At its peak freshness, it was undoubtedly an unappetizing way for beleaguered soldiers to get some much needed nourishment, so you can only imagine how nightmarish it is to eat 117 years after it was packaged. You can see Steve shaking as he takes a nibble, but I’m almost certain I was shaking even more watching him.

Believe it or not, this is actually the second oldest ration that Steve has taste-tested; the oldest being a piece of cracker-like hardtack that dated back to the Civil War. But munching on the world’s stalest cracker is one thing, sampling a 117-year-old can of organic meat is another. A century of storage turned the beef into what looks like a dry clump of dirt, and Steve confirmed the taste was not that far off from soil.

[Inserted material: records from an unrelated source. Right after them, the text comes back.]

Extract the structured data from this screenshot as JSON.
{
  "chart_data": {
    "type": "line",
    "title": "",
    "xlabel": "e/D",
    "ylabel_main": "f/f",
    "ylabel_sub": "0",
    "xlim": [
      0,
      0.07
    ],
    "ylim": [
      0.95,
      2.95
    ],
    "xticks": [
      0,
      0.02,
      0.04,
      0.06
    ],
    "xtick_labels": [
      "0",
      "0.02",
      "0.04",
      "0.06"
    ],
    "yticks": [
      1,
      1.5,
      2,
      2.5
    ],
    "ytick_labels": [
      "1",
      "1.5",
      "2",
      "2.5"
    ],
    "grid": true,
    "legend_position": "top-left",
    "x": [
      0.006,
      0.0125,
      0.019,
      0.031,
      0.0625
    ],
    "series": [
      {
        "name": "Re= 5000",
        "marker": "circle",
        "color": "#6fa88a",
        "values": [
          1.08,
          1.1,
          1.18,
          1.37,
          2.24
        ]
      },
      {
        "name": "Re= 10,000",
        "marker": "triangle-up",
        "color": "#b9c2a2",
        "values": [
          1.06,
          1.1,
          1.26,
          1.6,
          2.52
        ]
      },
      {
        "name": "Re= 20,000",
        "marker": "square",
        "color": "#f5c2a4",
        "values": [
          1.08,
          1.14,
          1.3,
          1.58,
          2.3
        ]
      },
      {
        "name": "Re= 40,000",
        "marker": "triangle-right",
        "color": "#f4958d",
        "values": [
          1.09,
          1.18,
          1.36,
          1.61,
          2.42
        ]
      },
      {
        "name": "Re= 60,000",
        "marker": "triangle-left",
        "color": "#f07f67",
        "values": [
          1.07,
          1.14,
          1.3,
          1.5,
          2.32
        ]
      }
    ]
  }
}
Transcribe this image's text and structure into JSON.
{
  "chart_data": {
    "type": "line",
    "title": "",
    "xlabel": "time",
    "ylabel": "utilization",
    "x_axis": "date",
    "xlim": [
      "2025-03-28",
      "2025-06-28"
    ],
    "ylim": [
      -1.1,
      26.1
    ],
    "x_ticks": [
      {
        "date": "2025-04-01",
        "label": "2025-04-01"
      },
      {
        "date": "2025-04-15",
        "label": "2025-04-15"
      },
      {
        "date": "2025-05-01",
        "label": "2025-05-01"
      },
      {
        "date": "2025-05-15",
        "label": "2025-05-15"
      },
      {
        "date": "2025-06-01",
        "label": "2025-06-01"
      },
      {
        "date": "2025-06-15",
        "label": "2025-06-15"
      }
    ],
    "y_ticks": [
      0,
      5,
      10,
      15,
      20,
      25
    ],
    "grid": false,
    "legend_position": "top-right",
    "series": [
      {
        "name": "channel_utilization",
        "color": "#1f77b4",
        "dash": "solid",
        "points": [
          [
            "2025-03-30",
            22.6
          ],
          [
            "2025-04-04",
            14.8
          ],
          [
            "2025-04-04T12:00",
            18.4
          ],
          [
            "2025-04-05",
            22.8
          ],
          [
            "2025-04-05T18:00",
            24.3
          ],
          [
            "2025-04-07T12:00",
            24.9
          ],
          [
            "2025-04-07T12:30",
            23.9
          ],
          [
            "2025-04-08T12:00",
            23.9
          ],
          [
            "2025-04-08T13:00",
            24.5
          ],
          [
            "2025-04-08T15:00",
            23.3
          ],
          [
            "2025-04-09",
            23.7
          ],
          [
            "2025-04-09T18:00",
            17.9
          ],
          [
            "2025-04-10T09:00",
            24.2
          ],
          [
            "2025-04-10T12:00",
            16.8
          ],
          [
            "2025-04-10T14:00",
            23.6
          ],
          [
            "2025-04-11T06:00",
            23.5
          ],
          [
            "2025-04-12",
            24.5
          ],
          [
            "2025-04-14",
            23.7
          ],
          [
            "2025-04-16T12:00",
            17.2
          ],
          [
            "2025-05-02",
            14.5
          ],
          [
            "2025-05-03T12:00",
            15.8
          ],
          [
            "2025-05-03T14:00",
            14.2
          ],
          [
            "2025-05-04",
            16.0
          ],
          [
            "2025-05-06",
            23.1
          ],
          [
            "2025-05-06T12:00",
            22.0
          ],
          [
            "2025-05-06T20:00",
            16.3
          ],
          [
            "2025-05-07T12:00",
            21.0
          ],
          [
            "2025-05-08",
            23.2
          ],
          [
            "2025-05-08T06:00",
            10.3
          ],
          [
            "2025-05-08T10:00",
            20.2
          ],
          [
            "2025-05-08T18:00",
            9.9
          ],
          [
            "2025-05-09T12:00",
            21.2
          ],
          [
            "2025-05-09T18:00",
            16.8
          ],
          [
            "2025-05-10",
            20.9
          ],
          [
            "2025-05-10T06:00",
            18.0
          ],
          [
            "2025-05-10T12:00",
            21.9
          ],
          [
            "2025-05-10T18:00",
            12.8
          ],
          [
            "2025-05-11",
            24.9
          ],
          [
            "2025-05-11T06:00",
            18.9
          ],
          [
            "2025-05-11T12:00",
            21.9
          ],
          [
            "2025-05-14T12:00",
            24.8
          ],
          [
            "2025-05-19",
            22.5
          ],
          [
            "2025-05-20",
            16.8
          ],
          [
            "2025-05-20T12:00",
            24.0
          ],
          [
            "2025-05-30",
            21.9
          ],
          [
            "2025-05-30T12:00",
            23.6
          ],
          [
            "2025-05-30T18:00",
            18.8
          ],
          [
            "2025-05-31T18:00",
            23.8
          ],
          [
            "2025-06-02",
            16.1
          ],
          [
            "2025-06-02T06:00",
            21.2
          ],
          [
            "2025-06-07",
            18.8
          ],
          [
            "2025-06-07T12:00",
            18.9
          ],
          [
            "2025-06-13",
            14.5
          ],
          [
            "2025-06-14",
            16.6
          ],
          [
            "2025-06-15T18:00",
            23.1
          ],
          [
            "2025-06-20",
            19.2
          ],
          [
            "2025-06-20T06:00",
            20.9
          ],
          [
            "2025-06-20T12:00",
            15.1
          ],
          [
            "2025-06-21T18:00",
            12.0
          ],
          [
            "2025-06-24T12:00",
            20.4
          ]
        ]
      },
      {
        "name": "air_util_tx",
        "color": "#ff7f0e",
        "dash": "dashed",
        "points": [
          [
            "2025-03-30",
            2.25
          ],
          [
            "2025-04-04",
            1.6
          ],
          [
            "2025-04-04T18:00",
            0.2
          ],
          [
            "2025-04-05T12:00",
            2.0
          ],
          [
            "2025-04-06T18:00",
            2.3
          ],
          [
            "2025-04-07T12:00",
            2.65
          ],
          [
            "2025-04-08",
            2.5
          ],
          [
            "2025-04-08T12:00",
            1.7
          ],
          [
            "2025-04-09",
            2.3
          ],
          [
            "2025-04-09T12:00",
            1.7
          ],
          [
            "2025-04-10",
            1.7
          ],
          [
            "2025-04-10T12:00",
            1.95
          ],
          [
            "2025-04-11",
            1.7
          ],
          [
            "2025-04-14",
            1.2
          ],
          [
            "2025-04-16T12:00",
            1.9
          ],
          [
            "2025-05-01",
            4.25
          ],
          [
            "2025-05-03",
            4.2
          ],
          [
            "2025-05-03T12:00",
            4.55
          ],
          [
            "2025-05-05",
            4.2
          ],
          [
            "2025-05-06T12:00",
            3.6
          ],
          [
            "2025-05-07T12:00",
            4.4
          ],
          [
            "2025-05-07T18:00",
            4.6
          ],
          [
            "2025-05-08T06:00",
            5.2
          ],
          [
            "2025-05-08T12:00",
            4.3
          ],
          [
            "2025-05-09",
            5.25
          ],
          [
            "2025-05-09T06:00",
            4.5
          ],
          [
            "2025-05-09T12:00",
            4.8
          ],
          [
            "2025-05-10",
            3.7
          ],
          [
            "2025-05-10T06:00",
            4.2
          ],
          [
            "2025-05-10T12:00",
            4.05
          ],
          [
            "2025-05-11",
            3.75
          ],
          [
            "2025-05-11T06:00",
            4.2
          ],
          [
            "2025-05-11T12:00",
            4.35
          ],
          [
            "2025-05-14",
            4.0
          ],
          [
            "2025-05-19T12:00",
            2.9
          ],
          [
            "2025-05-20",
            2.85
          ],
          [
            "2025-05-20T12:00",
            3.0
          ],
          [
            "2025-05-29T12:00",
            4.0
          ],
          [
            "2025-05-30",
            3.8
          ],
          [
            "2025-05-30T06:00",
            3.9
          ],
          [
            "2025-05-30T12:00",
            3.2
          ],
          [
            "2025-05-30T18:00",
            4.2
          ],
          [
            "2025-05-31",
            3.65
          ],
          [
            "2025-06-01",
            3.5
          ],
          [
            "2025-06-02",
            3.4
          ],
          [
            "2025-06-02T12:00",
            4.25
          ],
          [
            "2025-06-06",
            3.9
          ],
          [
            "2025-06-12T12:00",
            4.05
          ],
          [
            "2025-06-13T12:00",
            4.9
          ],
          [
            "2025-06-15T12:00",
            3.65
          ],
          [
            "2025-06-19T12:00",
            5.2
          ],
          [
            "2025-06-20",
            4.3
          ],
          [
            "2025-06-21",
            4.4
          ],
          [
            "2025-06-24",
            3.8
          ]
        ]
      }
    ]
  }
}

The tin also included alternate preparation instructions, which had soldiers boiling the beef for an hour to make a broth. Steve tried that approach too, which yielded an earthy paste that looked somewhere between sloppy joe’s and refried beans, but tasted no where near as appetizing as that sounds. There’s a video posted after this one on Steve’s YouTube channel, which I’m sincerely hoping is proof that he and his intestines survived this experiment. It clearly wasn’t a pleasant experience, but I’m impressed that 19th century food science was advanced enough to make beef survive over a hundred years.